Eventually I would be carrying on with my lolo’s work tradition, as I would turn the backyard into my design studio, creating parade floats and murals. I would also hold workshops that cover basic artmaking for children and adults, as well as mandala making workshops.
However, after calling the Bahay na Diwa our home for eight years, my family had to bid farewell. Many of my aunts and uncles we falling ill, and we had to sell the house to augment their finances. But we ensured that the new owner of the house would preserve its legacy. So on October 2012, we packed the last of our things and moved to our new home in Project 4, but before that my aunt and I made sure that the owners would know of the story of the house and the Olivares clan.
The new owners showed great care in continuing the restoration of our old home, especially in fixing that leak in the roof that I have been working on for years. They invested in using antique wood taken from demolished ancestral homes to replace the warped and damaged floor and wooden panels. However, after completing the restoration, the owners ran into some problems that they could not open the restaurant that they wanted. So in 2015, the leased out the property, and at the end 2017 the old house was opened to the public as the restaurant Roice’s Restaurant + G.
In January 2018, my cousins and I returned to the old house, to taste the fare of Roice’s Restaurant + G, and reminisce about the old house. Although the owners of the restaurant repainted the house black inside and out, most of the original architecture remained intact. It was sad to see that the kaimito tree was cut down to make way for a sidewalk; however the tubing bakod and duhat trees are still there. Inside the restaurant are some digital artworks by the film director, Milo Sogueco, whom I have worked with in a film documentary in the island of Sulu, in 1999.

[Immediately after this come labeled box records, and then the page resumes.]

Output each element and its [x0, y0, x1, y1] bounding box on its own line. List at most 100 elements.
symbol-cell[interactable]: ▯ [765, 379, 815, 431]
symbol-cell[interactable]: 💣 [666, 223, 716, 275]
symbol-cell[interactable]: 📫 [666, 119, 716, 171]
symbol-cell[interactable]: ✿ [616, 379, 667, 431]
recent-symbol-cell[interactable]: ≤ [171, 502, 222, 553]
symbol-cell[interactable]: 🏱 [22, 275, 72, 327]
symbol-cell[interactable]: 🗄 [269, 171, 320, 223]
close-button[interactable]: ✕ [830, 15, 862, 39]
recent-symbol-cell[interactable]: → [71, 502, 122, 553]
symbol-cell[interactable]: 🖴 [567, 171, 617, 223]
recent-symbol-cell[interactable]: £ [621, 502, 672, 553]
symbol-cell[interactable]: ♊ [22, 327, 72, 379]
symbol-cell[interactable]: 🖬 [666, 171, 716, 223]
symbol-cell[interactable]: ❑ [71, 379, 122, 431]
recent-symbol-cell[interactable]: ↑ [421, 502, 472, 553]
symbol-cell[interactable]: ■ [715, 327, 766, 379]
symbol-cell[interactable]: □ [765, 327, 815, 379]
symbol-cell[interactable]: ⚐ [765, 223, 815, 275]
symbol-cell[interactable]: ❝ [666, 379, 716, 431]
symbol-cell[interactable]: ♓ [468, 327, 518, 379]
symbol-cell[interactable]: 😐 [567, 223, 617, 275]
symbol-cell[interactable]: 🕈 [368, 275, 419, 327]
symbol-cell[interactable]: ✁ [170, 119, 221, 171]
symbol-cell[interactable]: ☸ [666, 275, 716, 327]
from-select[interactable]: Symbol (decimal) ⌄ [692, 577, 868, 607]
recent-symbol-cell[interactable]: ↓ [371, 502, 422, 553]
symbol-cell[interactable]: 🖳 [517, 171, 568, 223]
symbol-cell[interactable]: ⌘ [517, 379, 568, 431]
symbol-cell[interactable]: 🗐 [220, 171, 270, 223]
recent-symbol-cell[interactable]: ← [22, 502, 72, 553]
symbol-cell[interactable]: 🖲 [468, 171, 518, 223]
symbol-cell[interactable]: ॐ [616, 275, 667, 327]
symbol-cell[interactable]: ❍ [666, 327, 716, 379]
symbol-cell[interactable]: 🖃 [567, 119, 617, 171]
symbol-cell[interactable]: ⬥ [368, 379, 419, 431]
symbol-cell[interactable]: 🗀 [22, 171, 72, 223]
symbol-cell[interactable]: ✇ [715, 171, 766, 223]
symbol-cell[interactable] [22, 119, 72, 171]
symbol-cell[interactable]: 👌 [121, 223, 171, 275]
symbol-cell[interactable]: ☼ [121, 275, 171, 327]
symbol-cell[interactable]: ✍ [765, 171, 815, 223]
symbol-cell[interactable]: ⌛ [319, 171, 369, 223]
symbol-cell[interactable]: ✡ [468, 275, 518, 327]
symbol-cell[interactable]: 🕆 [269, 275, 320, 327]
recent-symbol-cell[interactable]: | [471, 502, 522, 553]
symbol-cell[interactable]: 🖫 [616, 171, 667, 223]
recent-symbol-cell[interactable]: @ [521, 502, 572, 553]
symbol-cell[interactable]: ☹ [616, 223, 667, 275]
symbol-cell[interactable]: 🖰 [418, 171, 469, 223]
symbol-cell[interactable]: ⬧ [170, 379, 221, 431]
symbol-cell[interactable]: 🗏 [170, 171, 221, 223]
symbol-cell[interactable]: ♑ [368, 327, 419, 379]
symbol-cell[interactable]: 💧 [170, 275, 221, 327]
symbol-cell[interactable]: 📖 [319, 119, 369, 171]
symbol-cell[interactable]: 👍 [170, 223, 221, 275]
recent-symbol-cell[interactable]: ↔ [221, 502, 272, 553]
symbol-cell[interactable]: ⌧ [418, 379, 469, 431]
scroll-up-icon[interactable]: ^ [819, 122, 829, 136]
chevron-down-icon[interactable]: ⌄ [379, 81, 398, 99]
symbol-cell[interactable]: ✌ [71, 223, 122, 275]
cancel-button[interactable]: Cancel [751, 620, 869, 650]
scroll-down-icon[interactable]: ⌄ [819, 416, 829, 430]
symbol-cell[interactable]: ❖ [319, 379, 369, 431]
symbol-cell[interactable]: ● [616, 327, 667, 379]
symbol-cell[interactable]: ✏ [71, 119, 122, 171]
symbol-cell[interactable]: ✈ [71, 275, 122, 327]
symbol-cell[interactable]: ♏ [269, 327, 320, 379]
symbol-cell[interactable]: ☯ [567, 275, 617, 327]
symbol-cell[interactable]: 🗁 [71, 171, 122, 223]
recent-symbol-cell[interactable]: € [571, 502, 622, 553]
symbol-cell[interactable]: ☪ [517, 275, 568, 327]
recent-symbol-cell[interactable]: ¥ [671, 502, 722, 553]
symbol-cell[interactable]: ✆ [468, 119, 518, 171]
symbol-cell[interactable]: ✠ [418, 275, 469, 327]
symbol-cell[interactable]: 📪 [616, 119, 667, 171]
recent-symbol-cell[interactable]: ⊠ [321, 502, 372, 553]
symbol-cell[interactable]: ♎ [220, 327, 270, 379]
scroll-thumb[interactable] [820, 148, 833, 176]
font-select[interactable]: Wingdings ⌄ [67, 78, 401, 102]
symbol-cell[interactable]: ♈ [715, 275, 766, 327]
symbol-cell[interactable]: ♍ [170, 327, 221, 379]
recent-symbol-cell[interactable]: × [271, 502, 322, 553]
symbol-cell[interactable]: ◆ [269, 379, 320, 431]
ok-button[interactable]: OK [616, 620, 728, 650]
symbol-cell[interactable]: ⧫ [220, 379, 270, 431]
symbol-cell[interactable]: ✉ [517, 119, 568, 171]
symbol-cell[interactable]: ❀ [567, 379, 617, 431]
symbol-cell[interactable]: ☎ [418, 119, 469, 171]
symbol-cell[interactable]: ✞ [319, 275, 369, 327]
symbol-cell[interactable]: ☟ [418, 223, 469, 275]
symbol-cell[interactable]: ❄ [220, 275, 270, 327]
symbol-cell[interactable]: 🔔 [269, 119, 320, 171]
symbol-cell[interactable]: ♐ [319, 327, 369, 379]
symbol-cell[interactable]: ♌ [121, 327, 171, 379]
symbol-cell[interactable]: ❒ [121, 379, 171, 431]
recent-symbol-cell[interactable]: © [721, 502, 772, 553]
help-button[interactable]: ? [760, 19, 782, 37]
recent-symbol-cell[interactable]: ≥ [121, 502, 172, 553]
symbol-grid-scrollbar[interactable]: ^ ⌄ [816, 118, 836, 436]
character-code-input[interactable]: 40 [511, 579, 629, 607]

In 2019, the Restaurant + G underwent new management and was rebranded as the Delgado 112. Despite its name change and black paint, to my family and my clan, this is still our home that tells the story of the Olivares family and the shaping of Quezon City.
Olivares Trivia 1:
My grandparents and Uncle Luis, Jr. were first buried at the Holy Cross Memorial Park, in Novaliches. Their bodies were recently cremated and transferred to the Garden of the Divine Word, inside the Christ the King Mission Seminary compound, along Senator Eulogio “Amang” Adona Rodríguez Sr. Boulevard; the were interred with my Uncle Roger, to be easily accessible to all family members.
Olivares Trivia 2:
It is believed that our bloodline comes from the family of Gaspar de Guzmán y Pimentel (1587-1645), Count of Olivares, of Spain. In the early 1900s, his descendant, Don Eduardo Francisco Olivares y Tello De (1860-1935) moved from Cadiz, Spain, to the island of Panay, where he married an “indio” (native), Potenciana Aldeguer, and began the Bisayan Olivares clan. Don Eduardo’s brother and sister, Carmen Olivares Tello de Meneses, moved from Cadiz to Cavite, starting the Tagalog Olivares bloodline.